Not long after we began to play, did I remember just how much life is like a monopoly game and like in the game, life also involves acquiring assets of property, navigating through the chance cards, paying bills, trying to avoid going to jail, and enjoy receiving a few perks along the way by getting free money and advancements while making strategic decisions to gain an advantage over the other players. And sometimes, experiencing unexpected setbacks, all while setting goals to accumulate more wealth as you and the other players strive to reach the top, by making calculated moves and managing their resources.
While the game itself is pretend and life is real, they both in the end, end up being put into a box for someone else to use the resources and assets that you had worked so hard to acquire. Often times, even though Monopoly is a game, in the end, it can leave you with a sense of disillusionment.
King Solomon with all his wisdom and wealth felt this same way and even wrote about it in the book of Ecclesiastes. He said that all he had acquired in life was vanity, and in the end of his life, he would leave all that he had worked for and acquired to others who had not worked for it themselves.
In Ecclesiastes 2:18-23, Solomon examines the destiny of his legacy and the intrinsic value of his hard work, and despairs because he will leave it all to those who will come after him and may possibly, eventually squander it. In the end-of-life Ecclesiastes 2:26 suggests that a life of gathering and accumulating can be a life of toil without a final purpose.
Life should not be expected to be all self-fulfilling, because life only has real meaning and purpose when it is lived in a right relationship with God, and for those who find it, finds the greatest of things!

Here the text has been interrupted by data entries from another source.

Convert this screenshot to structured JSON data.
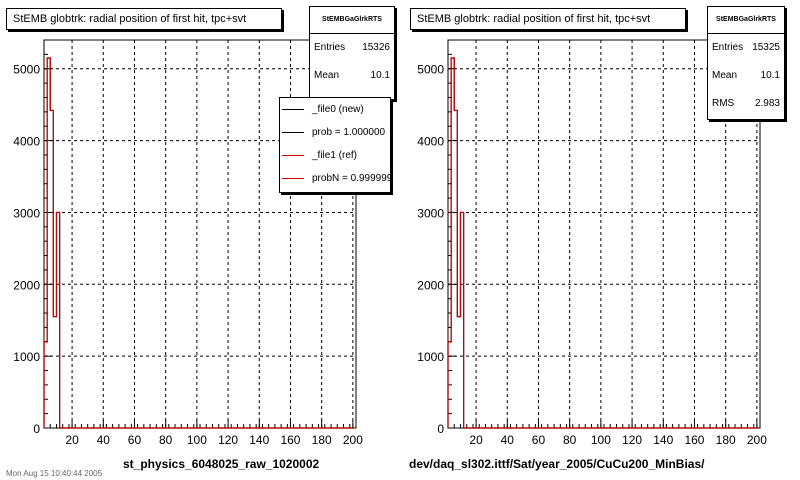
{
  "colors": {
    "new": "#000000",
    "ref": "#cc0000",
    "grid": "#000000",
    "axis": "#000000"
  },
  "panels": [
    {
      "title": "StEMB globtrk: radial position of first hit, tpc+svt",
      "stats": {
        "name": "StEMBGaGlrkRTS",
        "entries_label": "Entries",
        "entries": "15326",
        "mean_label": "Mean",
        "mean": "10.1"
      },
      "legend": [
        {
          "label": "_file0 (new)",
          "color": "#000000"
        },
        {
          "label": "prob = 1.000000",
          "color": "#000000"
        },
        {
          "label": "_file1 (ref)",
          "color": "#cc0000"
        },
        {
          "label": "probN = 0.999999",
          "color": "#cc0000"
        }
      ],
      "footer": "st_physics_6048025_raw_1020002"
    },
    {
      "title": "StEMB globtrk: radial position of first hit, tpc+svt",
      "stats": {
        "name": "StEMBGaGlrkRTS",
        "entries_label": "Entries",
        "entries": "15325",
        "mean_label": "Mean",
        "mean": "10.1",
        "rms_label": "RMS",
        "rms": "2.983"
      },
      "footer": "dev/daq_sl302.ittf/Sat/year_2005/CuCu200_MinBias/"
    }
  ],
  "bottom_note": "Mon Aug 15 10:40:44 2005",
  "chart_data": [
    {
      "type": "histogram",
      "title": "StEMB globtrk: radial position of first hit, tpc+svt",
      "xlim": [
        2,
        202
      ],
      "ylim": [
        0,
        5400
      ],
      "xticks": [
        20,
        40,
        60,
        80,
        100,
        120,
        140,
        160,
        180,
        200
      ],
      "yticks": [
        0,
        1000,
        2000,
        3000,
        4000,
        5000
      ],
      "grid": true,
      "legend_position": "top-right",
      "bin_edges": [
        2,
        4,
        6,
        8,
        10,
        12,
        14,
        16,
        18,
        200
      ],
      "series": [
        {
          "name": "_file0 (new)",
          "values": [
            1200,
            5150,
            4420,
            1550,
            3000,
            0,
            0,
            0,
            0
          ]
        },
        {
          "name": "_file1 (ref)",
          "values": [
            1200,
            5150,
            4420,
            1550,
            3000,
            0,
            0,
            0,
            0
          ]
        }
      ]
    },
    {
      "type": "histogram",
      "title": "StEMB globtrk: radial position of first hit, tpc+svt",
      "xlim": [
        2,
        202
      ],
      "ylim": [
        0,
        5400
      ],
      "xticks": [
        20,
        40,
        60,
        80,
        100,
        120,
        140,
        160,
        180,
        200
      ],
      "yticks": [
        0,
        1000,
        2000,
        3000,
        4000,
        5000
      ],
      "grid": true,
      "bin_edges": [
        2,
        4,
        6,
        8,
        10,
        12,
        14,
        16,
        18,
        200
      ],
      "series": [
        {
          "name": "_file0 (new)",
          "values": [
            1200,
            5150,
            4420,
            1550,
            3000,
            0,
            0,
            0,
            0
          ]
        },
        {
          "name": "_file1 (ref)",
          "values": [
            1200,
            5150,
            4420,
            1550,
            3000,
            0,
            0,
            0,
            0
          ]
        }
      ]
    }
  ]
}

Soloman expressed this sentiment in Ecclesiastes 1:2 that life under the sun is “Vanity of vanities! All is vanity!” to convey a sense of disillusionment with the pursuits of life's wealth, pleasure, wisdom, and achievement for those who seek after life's vanities alone.
And in the end our bodies like the Monopoly game, are put into boxes, dropped in a hole cover with some dirt, while our friends and family return to the church and eat fried chicken and potato salad.
No doubt life will go on without us, and in the end, the only thing that we will take with us into the next life is our relationship to the Lord through our salvation, and how we lived in serving Him while we were here. May we all strive for a deeper relationship with God this new year, living for him while we build a better spiritual reward and work that will follow us when we leave this life!